In the presented case, there was total RRD with PVR-C, shifting fluid, and a large subretinal cyst. The patient had noticed the problem two months before presentation. Due to the inferior location of the breaks, the RRD may have backdated to more than three months earlier and remained undetected until the macula was involved. Longstanding RRD can cause changes in retinal anatomy such as retinal pigment epithelial atrophy, demarcation lines, retinal macrocyst formation, and neovascularization. Hagler and North first described retinal macrocysts and emphasized that macrocysts were associated with RRD of more than six months duration and tended to be both well-circumscribed and located at the equator. Retinal macrocysts occur in the outer plexiform layer of the retina; this localization may be due to the loose synaptic connections and watershed area of the retinal circulation in this layer. Moreover, in a consecutive series of 470 cases of RRD, 25 patients (5%) were found to have shifting subretinal fluid (SRF) during preoperative examination. The study showed that the association between shifting SRF and RRD is unusual but not rare. Shifting SRF was most often associated with aphakic and longstanding RRD and was found in cases with small retinal holes. Large subretinal cyst, shifting fluid, PVR, and exotropia in this case could be related to long standing RRD secondary to necrotizing toxoplasma retinochoroiditis and self-sealing retinal breaks. Initially, our differential diagnoses included ocular hydatid cyst, cycticercosis, and metastatic tumors. Systemic work-up, PCR, and cytology examination of vitreous samples, brain, and orbital MRI were performed to rule out these diagnoses. Ocular toxoplasmosis was not considered in the differential diagnoses because there was no active toxoplasma lesion in the fundus examination, and chorioretinal hyperpigmented lesions surrounding retinal breaks were thought to be associated with longstanding RRD. Therefore, serologic tests for toxoplasmosis were not among our initial work-up prior to vitrectomy. When the pathological examination of the excised cyst revealed toxoplasmosis, complementary work-up including analysis of cyst contents, subretinal fluid, and vitreous samples by PCR and serologic tests confirmed a very rare presentation of ocular toxoplasmosis as subretinal cyst, which has not been reported before.

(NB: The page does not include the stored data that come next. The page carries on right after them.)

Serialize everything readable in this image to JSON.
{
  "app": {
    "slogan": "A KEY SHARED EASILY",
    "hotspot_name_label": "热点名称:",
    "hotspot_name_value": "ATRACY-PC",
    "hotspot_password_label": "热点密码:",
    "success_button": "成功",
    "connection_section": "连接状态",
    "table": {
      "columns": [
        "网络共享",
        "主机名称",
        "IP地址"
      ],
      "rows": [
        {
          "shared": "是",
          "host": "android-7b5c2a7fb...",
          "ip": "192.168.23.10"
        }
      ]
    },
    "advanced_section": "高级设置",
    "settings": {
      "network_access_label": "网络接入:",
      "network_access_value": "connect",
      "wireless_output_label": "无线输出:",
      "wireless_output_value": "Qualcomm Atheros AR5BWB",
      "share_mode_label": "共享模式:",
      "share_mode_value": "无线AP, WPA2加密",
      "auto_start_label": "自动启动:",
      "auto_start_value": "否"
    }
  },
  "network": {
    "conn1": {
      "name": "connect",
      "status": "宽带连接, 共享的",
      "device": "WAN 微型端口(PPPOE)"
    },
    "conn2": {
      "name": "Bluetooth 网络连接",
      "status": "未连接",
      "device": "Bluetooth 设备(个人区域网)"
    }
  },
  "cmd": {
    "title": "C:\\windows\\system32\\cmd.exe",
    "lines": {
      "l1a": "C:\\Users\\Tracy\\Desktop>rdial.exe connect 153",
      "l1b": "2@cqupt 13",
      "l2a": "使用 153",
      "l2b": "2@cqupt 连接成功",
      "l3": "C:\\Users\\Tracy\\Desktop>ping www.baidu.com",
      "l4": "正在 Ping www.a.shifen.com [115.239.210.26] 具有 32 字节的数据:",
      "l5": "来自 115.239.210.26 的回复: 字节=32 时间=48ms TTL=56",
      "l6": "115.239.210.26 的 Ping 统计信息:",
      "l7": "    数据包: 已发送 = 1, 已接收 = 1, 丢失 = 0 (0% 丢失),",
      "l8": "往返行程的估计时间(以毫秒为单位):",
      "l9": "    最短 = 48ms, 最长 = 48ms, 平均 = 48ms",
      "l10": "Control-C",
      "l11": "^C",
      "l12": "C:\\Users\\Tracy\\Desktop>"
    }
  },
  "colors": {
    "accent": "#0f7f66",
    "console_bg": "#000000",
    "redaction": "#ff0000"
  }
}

In conclusion, our case showed that ocular toxoplasmosis should be considered in the differential diagnosis of subretinal macrocyst and retinal detachment.
Declaration of Patient Consent
The authors certify that they have obtained all appropriate patient consent forms. In the form the patient has given her consent for her images and other clinical information to be reported in the journal. The patient understand that her name and initials will not be published and due efforts will be made to conceal her identity, but anonymity cannot be guaranteed.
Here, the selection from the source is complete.